Hello everyone
I plan to do the dot production for multiple vectors, so I modify the example function DSPF_sp_dotp_cplx. The following is the modified function. I want know that if I use MUST_ITERATE(48,,48) correctly, or not. I mean will the Outside FOR loop be unrolled for 48n times; Will the inside FOR loop be unrolled at the same time? If I want to make the inside FOR loop unrolled, how can I do?
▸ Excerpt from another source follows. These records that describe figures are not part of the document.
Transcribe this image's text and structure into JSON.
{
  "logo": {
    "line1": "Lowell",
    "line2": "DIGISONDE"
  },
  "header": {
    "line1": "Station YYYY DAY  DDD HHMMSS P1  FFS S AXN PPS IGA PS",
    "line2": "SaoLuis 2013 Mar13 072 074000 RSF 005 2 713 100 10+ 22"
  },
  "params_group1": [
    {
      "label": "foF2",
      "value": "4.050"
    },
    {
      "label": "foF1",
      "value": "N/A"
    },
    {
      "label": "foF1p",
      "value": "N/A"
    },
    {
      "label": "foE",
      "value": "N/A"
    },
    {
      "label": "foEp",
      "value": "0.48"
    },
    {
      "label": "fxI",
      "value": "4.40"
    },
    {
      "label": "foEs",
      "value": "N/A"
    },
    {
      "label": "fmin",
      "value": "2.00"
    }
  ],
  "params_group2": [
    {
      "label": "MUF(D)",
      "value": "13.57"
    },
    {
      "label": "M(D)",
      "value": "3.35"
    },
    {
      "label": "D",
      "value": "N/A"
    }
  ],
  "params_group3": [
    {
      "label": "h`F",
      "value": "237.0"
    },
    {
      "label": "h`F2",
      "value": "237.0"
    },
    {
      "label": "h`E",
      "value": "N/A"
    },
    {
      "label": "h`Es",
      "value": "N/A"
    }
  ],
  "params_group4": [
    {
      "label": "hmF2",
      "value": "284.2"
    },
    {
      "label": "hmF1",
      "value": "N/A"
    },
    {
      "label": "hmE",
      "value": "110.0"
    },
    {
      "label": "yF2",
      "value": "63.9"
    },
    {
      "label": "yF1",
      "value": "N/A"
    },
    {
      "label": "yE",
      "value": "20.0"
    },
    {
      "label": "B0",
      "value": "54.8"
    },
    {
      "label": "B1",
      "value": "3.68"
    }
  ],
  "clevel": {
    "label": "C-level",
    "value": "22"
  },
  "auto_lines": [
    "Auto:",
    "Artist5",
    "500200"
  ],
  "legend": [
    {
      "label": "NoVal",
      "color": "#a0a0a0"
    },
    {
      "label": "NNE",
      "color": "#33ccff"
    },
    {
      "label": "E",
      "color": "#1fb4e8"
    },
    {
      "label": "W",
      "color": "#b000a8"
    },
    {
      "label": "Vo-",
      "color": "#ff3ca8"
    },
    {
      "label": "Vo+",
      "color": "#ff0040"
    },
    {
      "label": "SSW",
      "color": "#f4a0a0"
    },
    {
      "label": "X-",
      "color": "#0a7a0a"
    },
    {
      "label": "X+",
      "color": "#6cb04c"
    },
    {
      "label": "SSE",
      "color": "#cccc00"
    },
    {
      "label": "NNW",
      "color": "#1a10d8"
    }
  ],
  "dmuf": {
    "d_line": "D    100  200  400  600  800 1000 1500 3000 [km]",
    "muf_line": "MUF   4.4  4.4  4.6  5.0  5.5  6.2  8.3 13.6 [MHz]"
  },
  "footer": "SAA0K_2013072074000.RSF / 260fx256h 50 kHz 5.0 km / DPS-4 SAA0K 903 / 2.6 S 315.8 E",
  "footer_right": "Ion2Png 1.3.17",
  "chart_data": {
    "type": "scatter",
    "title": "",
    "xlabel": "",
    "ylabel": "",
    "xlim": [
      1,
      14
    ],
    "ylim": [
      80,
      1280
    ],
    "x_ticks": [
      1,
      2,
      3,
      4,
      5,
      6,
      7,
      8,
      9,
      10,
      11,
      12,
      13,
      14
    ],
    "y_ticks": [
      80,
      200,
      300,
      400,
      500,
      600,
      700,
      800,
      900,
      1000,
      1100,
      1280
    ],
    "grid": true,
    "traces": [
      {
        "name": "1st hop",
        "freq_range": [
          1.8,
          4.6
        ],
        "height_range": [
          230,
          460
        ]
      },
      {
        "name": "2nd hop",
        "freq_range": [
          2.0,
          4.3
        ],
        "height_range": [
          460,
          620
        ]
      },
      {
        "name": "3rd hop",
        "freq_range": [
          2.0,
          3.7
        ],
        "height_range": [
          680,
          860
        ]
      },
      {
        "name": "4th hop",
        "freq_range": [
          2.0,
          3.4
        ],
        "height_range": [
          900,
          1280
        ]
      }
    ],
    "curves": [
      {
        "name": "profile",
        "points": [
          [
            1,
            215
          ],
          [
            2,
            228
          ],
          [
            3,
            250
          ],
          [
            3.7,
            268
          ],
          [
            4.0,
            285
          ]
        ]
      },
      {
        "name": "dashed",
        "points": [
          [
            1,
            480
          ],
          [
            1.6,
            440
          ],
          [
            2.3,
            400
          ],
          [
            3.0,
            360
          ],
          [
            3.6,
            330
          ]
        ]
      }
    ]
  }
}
I am using Compiler Version 8.0.4, and Opt Level is set at 3.
Thanks
Xining Yu
void DSPF_sp_dotp_cplx_new(const float * x, const float * y, unsigned int nx, unsigned int ny,
float * restrict re, float * restrict im)
{
unsigned int i, j;
__float2_t x0_im_re, y0_im_re, result0 = 0;
__float2_t x1_im_re, y1_im_re, result1 = 0;
__float2_t x2_im_re, y2_im_re, result2 = 0;
__float2_t x3_im_re, y3_im_re, result3 = 0;
__float2_t result;
_nassert(nx % 4 == 0);
_nassert(nx > 0);
_nassert((int)x % 8 == 0);
_nassert((int)y % 8 == 0);
#pragma MUST_ITERATE(48,,48);
for (j = 0; j < nx; j += 48)
{
for(i = 0; i < 2 * ny; i += 8)
{
/* load 4 sets of input data */
x0_im_re = _amem8_f2((void*)&x[i+j]);
y0_im_re = _amem8_f2((void*)&y[i]);
x1_im_re = _amem8_f2((void*)&x[i+2+j]);
y1_im_re = _amem8_f2((void*)&y[i+2]);
x2_im_re = _amem8_f2((void*)&x[i+4+j]);
y2_im_re = _amem8_f2((void*)&y[i+4]);
x3_im_re = _amem8_f2((void*)&x[i+6+j]);
y3_im_re = _amem8_f2((void*)&y[i+6]);
/* calculate 4 running sums */
result0 = _daddsp(_complex_mpysp(x0_im_re, y0_im_re), result0);
result1 = _daddsp(_complex_mpysp(x1_im_re, y1_im_re), result1);
result2 = _daddsp(_complex_mpysp(x2_im_re, y2_im_re), result2);
result3 = _daddsp(_complex_mpysp(x3_im_re, y3_im_re), result3);
}
result = _daddsp(_daddsp(result0,result1),_daddsp(result2,result3));
result0 = 0; result1 = 0; result2 = 0; result3 = 0;
*re = -_hif2(result);
*im = _lof2(result);
re += 2;
im += 2;
}
}